The Usage tab displays a number of built-in Tableau Metrics that provide insights into how many views a workbook has received. This creates a better feedback loop, Tableau explained, highlighting which workbooks ought to be refreshed or retired, and which continue to be popular. Authors can view these Metrics as a time series to track their performance over time, and see how updates increase or decrease usage. In addition, the Usage Metrics can also help to reassure viewers that a workbook is widely used and trusted.

Another new addition to Tableau is the Custom Views REST application programming interface, which is designed to help Tableau users find meaningful and relevant insights in their data more quickly.

As Tableau explains, users often need to filter, sort or otherwise modify their view of a dataset to be able to understand it. This takes time, but with Custom Views the user can save a personalized view of their data. As a result, they don’t have to repeat their selections when they return to view the data again.

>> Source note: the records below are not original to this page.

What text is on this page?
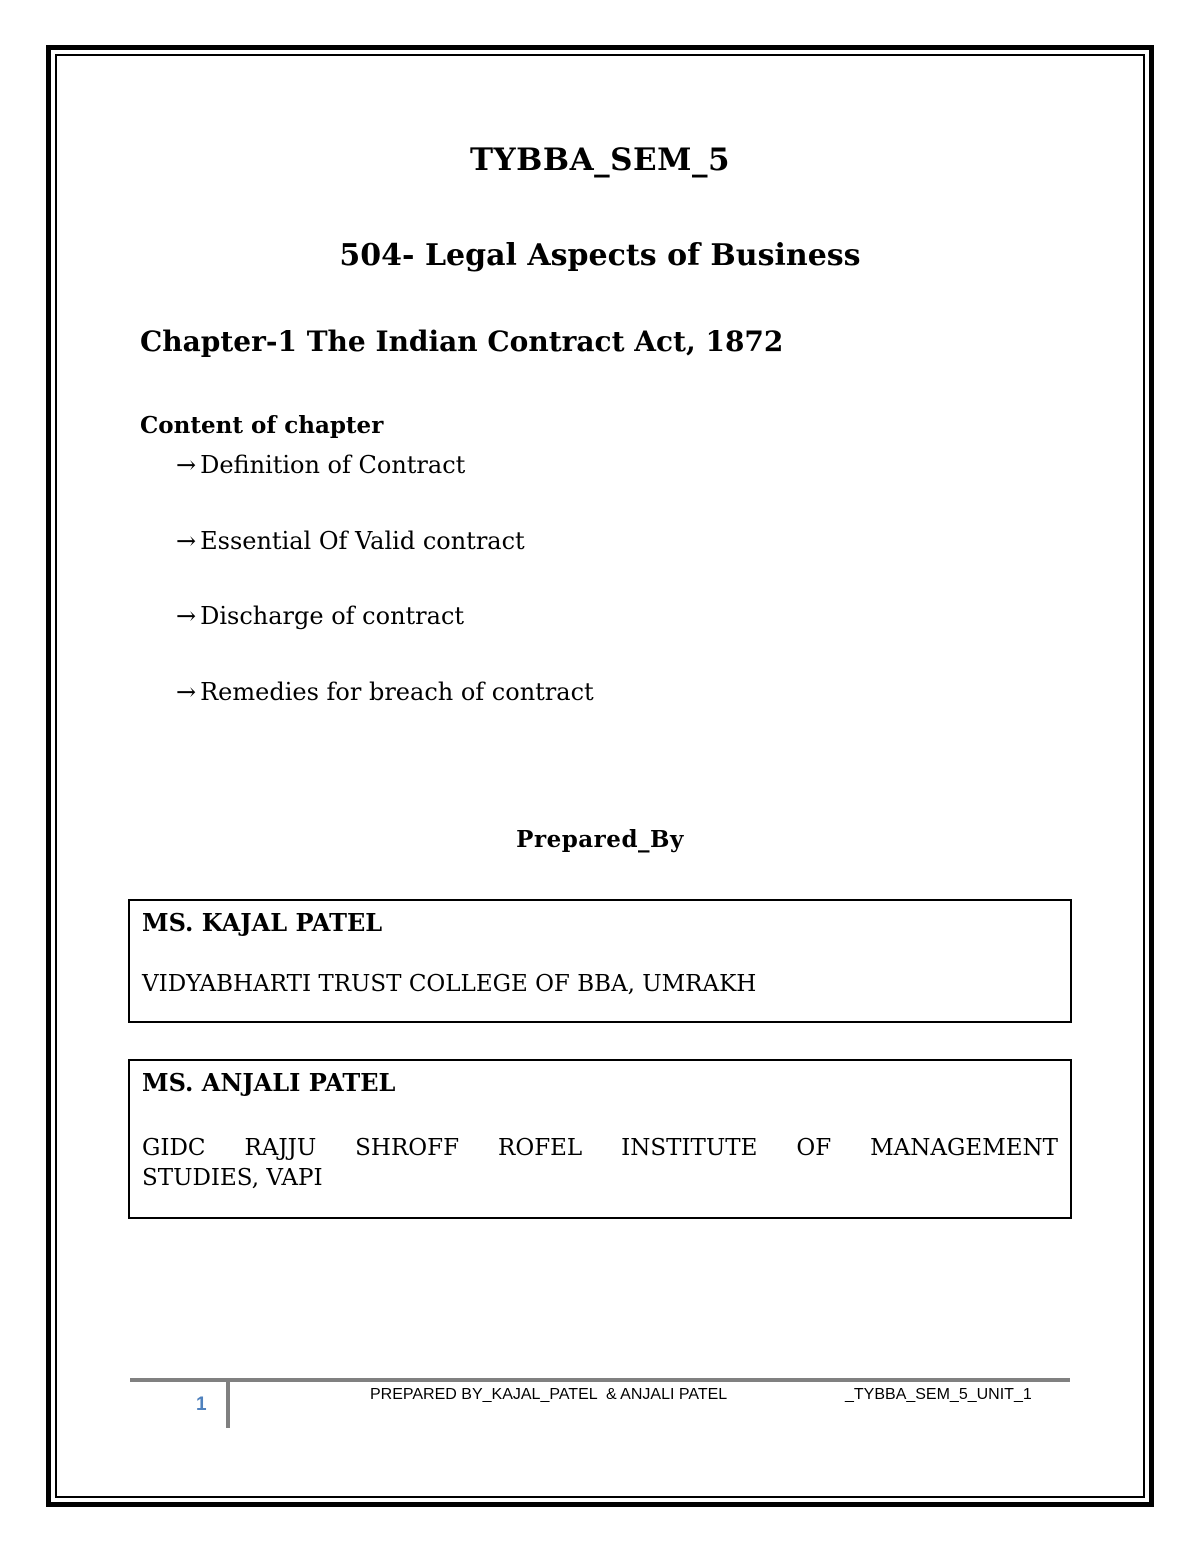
TYBBA_SEM_5
504- Legal Aspects of Business
Chapter-1 The Indian Contract Act, 1872
Content of chapter
→ Definition of Contract
→ Essential Of Valid contract
→ Discharge of contract
→ Remedies for breach of contract
Prepared_By
MS. KAJAL PATEL
VIDYABHARTI TRUST COLLEGE OF BBA, UMRAKH
MS. ANJALI PATEL
GIDC RAJJU SHROFF ROFEL INSTITUTE OF MANAGEMENT
STUDIES, VAPI
1	PREPARED BY_KAJAL_PATEL  & ANJALI PATEL	_TYBBA_SEM_5_UNIT_1
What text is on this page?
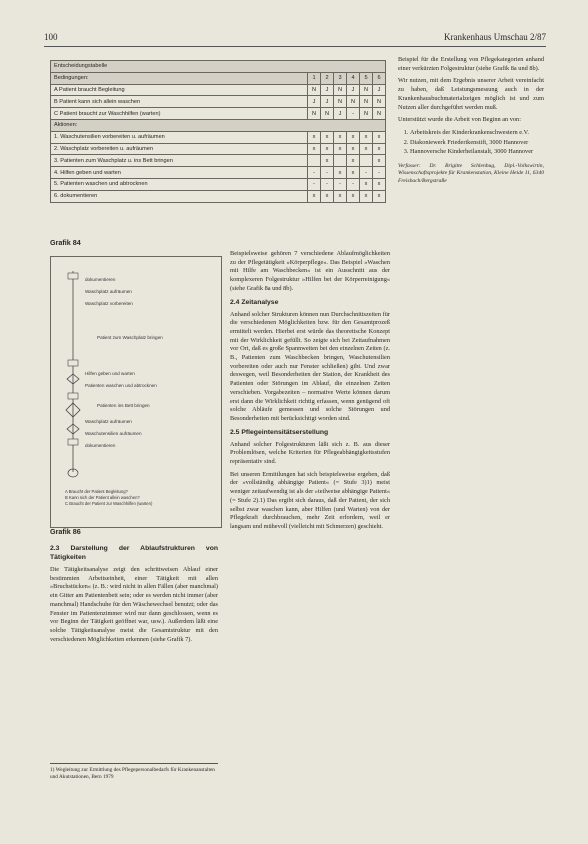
100	Krankenhaus Umschau 2/87
Entscheidungstabelle						
Bedingungen:	1	2	3	4	5	6
A Patient braucht Begleitung	N	J	N	J	N	J
B Patient kann sich allein waschen	J	J	N	N	N	N
C Patient braucht zur Waschhilfen (warten)	N	N	J	-	N	N
Aktionen:						
1. Waschutensilien vorbereiten u. aufräumen	x	x	x	x	x	x
2. Waschplatz vorbereiten u. aufräumen	x	x	x	x	x	x
3. Patienten zum Waschplatz u. ins Bett bringen		x		x		x
4. Hilfen geben und warten	-	-	x	x	-	-
5. Patienten waschen und abtrocknen	-	-	-	-	x	x
6. dokumentieren	x	x	x	x	x	x
Grafik 84
dokumentieren
Waschplatz aufräumen
Waschplatz vorbereiten
Patient zum Waschplatz bringen
Hilfen geben und warten
Patienten waschen und abtrocknen
Patienten ins Bett bringen
Waschplatz aufräumen
Waschutensilien aufräumen
dokumentieren
A Braucht der Patient Begleitung?
B Kann sich der Patient allein waschen?
C Braucht der Patient zur Waschhilfen (warten)
Grafik 86
2.3 Darstellung der Ablaufstrukturen von Tätigkeiten

Die Tätigkeitsanalyse zeigt den schrittweisen Ablauf einer bestimmten Arbeitseinheit, einer Tätigkeit mit allen »Bruchstücken« (z. B.: wird nicht in allen Fällen (aber manchmal) ein Gitter am Patientenbett sein; oder es werden nicht immer (aber manchmal) Handschuhe für den Wäschewechsel benutzt; oder das Fenster im Patientenzimmer wird nur dann geschlossen, wenn es vor Beginn der Tätigkeit geöffnet war, usw.). Außerdem läßt eine solche Tätigkeitsanalyse meist die Gesamtstruktur mit den verschiedenen Möglichkeiten erkennen (siehe Grafik 7).

1) Wegleitung zur Ermittlung des Pflegepersonalbedarfs für Krankenanstalten und Akutstationen, Bern 1979

Beispielsweise gehören 7 verschiedene Ablaufmöglichkeiten zu der Pflegetätigkeit »Körperpflege«. Das Beispiel »Waschen mit Hilfe am Waschbecken« ist ein Ausschnitt aus der komplexeren Folgestruktur »Hilfen bei der Körperreinigung« (siehe Grafik 8a und 8b).

2.4 Zeitanalyse

Anhand solcher Strukturen können nun Durchschnittszeiten für die verschiedenen Möglichkeiten bzw. für den Gesamtprozeß ermittelt werden. Hierbei erst würde das theoretische Konzept mit der Wirklichkeit gefüllt. So zeigte sich bei Zeitaufnahmen vor Ort, daß es große Spannweiten bei den einzelnen Zeiten (z. B., Patienten zum Waschbecken bringen, Waschutensilien vorbereiten oder auch nur Fenster schließen) gibt. Und zwar deswegen, weil Besonderheiten der Station, der Krankheit des Patienten oder Störungen im Ablauf, die einzelnen Zeiten verschieben. Vorgabezeiten – normative Werte können darum erst dann die Wirklichkeit richtig erfassen, wenn genügend oft solche Abläufe gemessen und solche Störungen und Besonderheiten mit berücksichtigt worden sind.

2.5 Pflegeintensitätserstellung

Anhand solcher Folgestrukturen läßt sich z. B. aus dieser Problemlösen, welche Kriterien für Pflegeabhängigkeitsstufen repräsentativ sind.

Bei unseren Ermittlungen hat sich beispielsweise ergeben, daß der »vollständig abhängige Patient« (= Stufe 3)1) meist weniger zeitaufwendig ist als der »teilweise abhängige Patient« (= Stufe 2).1) Das ergibt sich daraus, daß der Patient, der sich selbst zwar waschen kann, aber Hilfen (und Warten) von der Pflegekraft durchbrauchen, mehr Zeit erfordern, weil er langsam und mühevoll (vielleicht mit Schmerzen) geschieht.

Beispiel für die Erstellung von Pflegekategorien anhand einer verkürzten Folgestruktur (siehe Grafik 8a und 8b).

Wir nutzen, mit dem Ergebnis unserer Arbeit vereinfacht zu haben, daß Leistungsmessung auch in der Krankenhausbuchmaterialzeigen möglich ist und zum Nutzen aller durchgeführt werden muß.

Unterstützt wurde die Arbeit von Beginn an von:

1. Arbeitskreis der Kinderkrankenschwestern e.V.
2. Diakoniewerk Friederikenstift, 3000 Hannover
3. Hannoversche Kinderheilanstalt, 3000 Hannover

Verfasser: Dr. Brigitte Schlenbug, Dipl.-Volkswirtin, Wissenschaftsprojekte für Krankenstation, Kleine Heide 11, 6340 Freisbach/Bergstraße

Now, developers gain the ability to get, update and delete Custom Views and filter them by workbook or owner, via the new REST API. The Custom Views REST API also works with the Embedding API to bring Custom Views to embedding scenarios, so as to enable personalized experiences for users on all platforms and devices.

The Tableau 2022.4 is being rolled out now. Users who don’t want to wait for the upgrade can download it manually from here.